Later in the pregnancy, the baby was considered 'large for gestational age' and the mother was referred for a further assessment where polyhydramnios (excess amniotic fluid) was noted. Further tests and scans including a glucose tolerance test (GTT) did not cause concern.
Close to her due date, the mother began to feel unwell and, on attending the assessment unit, underwent a further scan and CTG trace to check the fetal heat rate. Fetal movements were not seen on the ultrasound scan and the CTG trace picked up a sudden deceleration in the fetal heart rate (bradycardia). Following review, it was decided to deliver by emergency caesarean section, but there were various contradictory and amended timings detailed in the records, and an unexplained delay in reaching that decision to deliver.
The baby was eventually born in poor condition with a distended abdomen. She required resuscitation and went on to develop hypoxic ischaemic encephalopathy and brain damage. She also required transfer to Alder Hey Children's Hospital for abdominal surgery. She was intubated by the Countess of Chester team in preparation for transfer, but this caused her condition to de-stabilise, which needed correction by the Transfer team when they arrived. Surgery confirmed the presence of a distended distal small bowel and meconium ileus, which was corrected by the Alder Hey team and stomas formed. She was subsequently diagnosed with a congenital lung condition.
MRI scanning confirmed brain damage consistent with a progressive and escalating hypoxic ischaemic insult that led to increasing brain damage up to the point of restoration of cerebral circulation following birth. The child has severe spastic quadriplegic cerebral palsy, global developmental delay, epilepsy, visual impairment and is gastrostomy fed. This is in addition to the underlying lung condition with chest infections.
The allegations of medical negligence were complex. Expert evidence criticised the failure to identify evidence of an echogenic bowel on the anomaly scan that should have led to referral to a specialist in fetal medicine. This would have led to further scanning, amniocentesis to exclude chromosome abnormalities and screening for her lung condition. This in turn would have led to the baby being diagnosed with her congenital lung condition. The pregnancy would then have continued with heightened surveillance.
On identifying the presence of polyhydramnios later in the pregnancy, the Countess of Chester Hospital NHS Foundation Trust's own guidelines indicated further scanning and tests should be carried out. Had this been done, evidence of bowel dilatation and/or meconium ileus would have been identified by 36/37 weeks gestation and a decision to induce at 38/39 weeks gestation, thereby avoiding the hypoxic ischaemic brain damage.
In addition, when the CTG became abnormal on attending the assessment unit there should have been urgent transfer and delivery sooner than in fact transpired by between 20 to 26 minutes. This additional period materially contributed to the baby's brain damage.

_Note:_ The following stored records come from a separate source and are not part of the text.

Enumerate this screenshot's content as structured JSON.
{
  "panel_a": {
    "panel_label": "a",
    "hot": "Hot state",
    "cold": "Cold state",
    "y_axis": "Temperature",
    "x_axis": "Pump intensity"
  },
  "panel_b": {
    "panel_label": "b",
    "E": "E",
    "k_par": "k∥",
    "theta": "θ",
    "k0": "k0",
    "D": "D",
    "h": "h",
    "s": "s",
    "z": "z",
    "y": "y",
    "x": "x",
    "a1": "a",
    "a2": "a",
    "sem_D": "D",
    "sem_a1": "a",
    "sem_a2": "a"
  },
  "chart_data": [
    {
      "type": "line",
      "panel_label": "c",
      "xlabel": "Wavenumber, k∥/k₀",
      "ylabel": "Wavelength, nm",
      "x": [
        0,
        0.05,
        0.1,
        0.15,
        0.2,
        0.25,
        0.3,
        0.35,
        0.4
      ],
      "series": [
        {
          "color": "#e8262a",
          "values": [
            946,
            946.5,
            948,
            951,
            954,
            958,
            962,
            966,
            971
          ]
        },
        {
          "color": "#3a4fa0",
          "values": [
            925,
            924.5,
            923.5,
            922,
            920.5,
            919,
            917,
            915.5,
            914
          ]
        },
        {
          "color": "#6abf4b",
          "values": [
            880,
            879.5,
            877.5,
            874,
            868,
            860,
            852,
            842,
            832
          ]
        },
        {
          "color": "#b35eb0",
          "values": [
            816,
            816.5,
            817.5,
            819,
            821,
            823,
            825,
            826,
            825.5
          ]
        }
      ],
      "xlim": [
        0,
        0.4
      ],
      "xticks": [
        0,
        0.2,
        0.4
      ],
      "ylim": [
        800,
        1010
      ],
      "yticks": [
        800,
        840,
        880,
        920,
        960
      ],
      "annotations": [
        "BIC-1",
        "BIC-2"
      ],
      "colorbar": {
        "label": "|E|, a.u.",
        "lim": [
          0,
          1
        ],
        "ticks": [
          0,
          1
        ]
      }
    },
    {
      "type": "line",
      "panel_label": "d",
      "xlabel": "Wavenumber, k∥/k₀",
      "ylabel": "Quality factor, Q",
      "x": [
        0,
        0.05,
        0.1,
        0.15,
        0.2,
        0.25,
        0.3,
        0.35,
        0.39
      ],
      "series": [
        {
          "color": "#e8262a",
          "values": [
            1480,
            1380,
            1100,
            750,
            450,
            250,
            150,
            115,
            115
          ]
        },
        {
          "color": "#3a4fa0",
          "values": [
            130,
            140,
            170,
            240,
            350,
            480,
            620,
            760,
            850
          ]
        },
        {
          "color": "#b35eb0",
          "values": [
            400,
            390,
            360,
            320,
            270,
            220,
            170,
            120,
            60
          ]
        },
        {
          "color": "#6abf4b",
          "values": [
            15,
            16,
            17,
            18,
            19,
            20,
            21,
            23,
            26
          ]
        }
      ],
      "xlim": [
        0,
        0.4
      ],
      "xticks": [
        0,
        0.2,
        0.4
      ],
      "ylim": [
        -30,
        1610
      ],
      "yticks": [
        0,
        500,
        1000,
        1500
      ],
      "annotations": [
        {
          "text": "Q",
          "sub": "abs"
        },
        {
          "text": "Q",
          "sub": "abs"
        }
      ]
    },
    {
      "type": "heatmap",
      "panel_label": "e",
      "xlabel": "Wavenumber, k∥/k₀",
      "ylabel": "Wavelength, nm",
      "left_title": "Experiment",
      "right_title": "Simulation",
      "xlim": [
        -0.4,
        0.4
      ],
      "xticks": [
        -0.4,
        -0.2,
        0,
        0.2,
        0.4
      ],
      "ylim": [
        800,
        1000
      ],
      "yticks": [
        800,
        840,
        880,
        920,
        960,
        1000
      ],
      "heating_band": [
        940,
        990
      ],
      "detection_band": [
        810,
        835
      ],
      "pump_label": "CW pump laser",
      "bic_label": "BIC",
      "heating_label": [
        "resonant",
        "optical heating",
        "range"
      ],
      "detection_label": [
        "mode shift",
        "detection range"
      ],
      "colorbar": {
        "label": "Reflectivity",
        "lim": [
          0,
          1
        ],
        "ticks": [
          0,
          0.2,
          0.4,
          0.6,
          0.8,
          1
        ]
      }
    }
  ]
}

Finally, post-natally, intubation should not have been attempted by the Countess of Chester neonatal staff given the risks of being unable to ventilate the baby properly, who was in any event stable on CPAP such that intubation and ventilation were not urgently indicated. This further period of marked metabolic acidosis materially contributed to his brain damage.
The Defendant denied all allegations of clinical negligence in their entirety. Discussions to resolve the liability issues took place in a settlement meeting prior to trial and settlement achieved on the basis that the claimant received 72.5% of the value of the claim.
Jenny Urwin secured interim payments that allowed the family to move to more appropriate accommodation and to put in place much needed care, case management and therapies (physiotherapy, occupational therapy, speech and language therapy and assistive technology) while the claim for compensation was appropriately valued.
This required an assessment of the impact of the child's genetic lung condition as well as her brain damage. Unfortunately, both conditions adversely affect life expectancy significantly. The child has severe spastic quadriplegic cerebral palsy, global developmental delay, epilepsy, visual impairment and is gastrostomy fed. She needs 24-hour care, with two experienced carers and waking night care to manage her complex condition. She will always be dependent, doubly incontinent, reliant on a wheelchair for mobility, lack capacity for financial and litigation purposes and be unable to work.
Ultimately, the medical negligence claim settled shortly before trial on quantum. The settlement was made up of a lump sum and periodical payments for care and case management equating to an overall settlement of just over £8.5m on the agreed 72.5% basis (or equal to £11.8m on a 100% basis), and which took into account reduced life expectancy.